ISLAMABAD / LAHORE (Reuters) – Pakistan's Supreme Court on Wednesday released a Christian woman from the death penalty for blasphemy against Islam and lifted her conviction. It triggered angry protests and death threats from an ultra-religious party and cheers from human rights lawyers.
Tehrik-e-Labaik Pakistan (TLP) followers sing slogans after the Supreme Court overturned the conviction of a Christian woman sentenced to death for blasphemy against Islam during a protest in Peshawar, Pakistan on October 31
Asia Bibi, mother of four, has been living on death row since 2010, when she became the first woman to be sentenced to death under Pakistan's draconian blasphemy laws, according to critics is strict and often abused.
She was convicted for allegedly derogatory remarks about Islam after neighbors objected to drinking water from her glass because she was not Muslim.
Bibi has always denied blasphemy.
The case outraged Christians around the world and was a source of division within Pakistan, where two politicians who wanted to help Bibi were murdered.
Supreme Judge Saqib Nasir, who headed a three-person bank set up specifically for the call, quoted the Koran in its verdict: "Tolerance is the basic principle of Islam," and religion condemns injustice and oppression. Fatalities
Supporters of the Islamist political party Tehreek-e-Labaik (TLP), which was founded to support blasphemy laws, immediately condemned the ruling and blocked streets in the major cities of Lahore
The leadership of the TLP demanded the death of the colonel Richter's Nasif and two other judges in the jury.
"The patron of the TLP, Muhammad Afzal Qadri, has issued a decree stating that the Supreme Judge and those who have ordered the release of Asia deserve to die," Party spokesman Ejaz Ashrafi said.
The party also demanded the overthrow of the government of the new prime minister Imran Khan.
The TLP was formed from a movement that supported a bodyguard who murdered Lahore Governor Salman Taseer for serving on Bibi in 2011. The Minister for Minorities, Shahbaz Bhatti, was also killed when he was called for release.
Bibi's lawyer called the verdict on Wednesday "good news" for Pakistan.
"Asia Bibi has finally brought justice," lawyer Saiful Mulook told Reuters. "Pakistan's Supreme Court must be honored that it upheld the law of the country and was not under pressure."
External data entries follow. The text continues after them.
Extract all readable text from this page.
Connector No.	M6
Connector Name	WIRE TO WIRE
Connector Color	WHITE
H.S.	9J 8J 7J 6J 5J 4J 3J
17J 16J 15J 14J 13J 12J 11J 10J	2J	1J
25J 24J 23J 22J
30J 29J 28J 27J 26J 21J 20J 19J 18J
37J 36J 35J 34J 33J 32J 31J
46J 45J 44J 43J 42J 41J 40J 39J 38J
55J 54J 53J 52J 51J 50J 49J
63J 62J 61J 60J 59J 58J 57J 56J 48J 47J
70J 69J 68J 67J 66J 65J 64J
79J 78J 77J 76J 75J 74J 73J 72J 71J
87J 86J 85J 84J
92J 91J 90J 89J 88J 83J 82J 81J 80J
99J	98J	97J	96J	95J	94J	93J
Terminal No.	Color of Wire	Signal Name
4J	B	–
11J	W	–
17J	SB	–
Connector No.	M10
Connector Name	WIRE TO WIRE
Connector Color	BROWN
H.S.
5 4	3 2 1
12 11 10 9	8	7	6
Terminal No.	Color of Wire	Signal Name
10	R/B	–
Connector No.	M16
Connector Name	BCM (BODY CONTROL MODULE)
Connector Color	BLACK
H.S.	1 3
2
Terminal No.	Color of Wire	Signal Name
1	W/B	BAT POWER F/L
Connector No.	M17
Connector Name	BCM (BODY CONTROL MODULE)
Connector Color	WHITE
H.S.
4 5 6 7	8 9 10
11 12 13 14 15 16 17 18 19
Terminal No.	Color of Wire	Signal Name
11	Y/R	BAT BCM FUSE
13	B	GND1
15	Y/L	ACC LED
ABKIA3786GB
Street protests and blockades of major roads spread through the afternoon, paralyzing parts of Islamabad, Lahore and other cities. Some schools in Islamabad sent the students home early and long rows of cars were forming at petrol stations, while residents were worried about long protests.
In November, TLP carried out a crippling blockade of Islamabad after changing a religious vow that amounts to blasphemy. In clashes with the police, seven people were killed and more than 200 injured. The TLP supporters were dispersed only after an agreement with the military.
BLASPHEMY LAW CRITICIZED
The insult of the Islamic Prophet is punishable under Pakistani law by death, and blasphemous accusations elicit such emotions against which it is almost impossible to defend them. Dozens were killed after blasphemy claims, sometimes from human mobs.
Right-wing groups say the blasphemy law is exploited by both religious extremists and ordinary Pakistanis to identify personal values. The law does not clearly define blasphemy, and evidence may not be reproduced in court for fear of re-offending.
Bibi's representatives claim to have been involved in a dispute with their neighbors and their prosecutors have contradicted each other.
In February, Bibi's husband Ashiq Masih and one of her daughters met Pope Francis shortly before Rome's ancient Coliseum, which one evening was reddened in solidarity with persecuted Christians and especially Bibi.
The Pope said to Bibi's daughter, "I often think of your mother and I pray for her."
Christians make up only about two percent of the Pakistani population and are sometimes discriminated against there.
"This is a milestone verdict. For the last eight years, Asia Bibi's life has been in limbo, "said Omar Waraich, South Asia Deputy Director of Amnesty International.
"There must be a message that the blasphemy laws are no longer being used to persecute the country's most vulnerable minorities."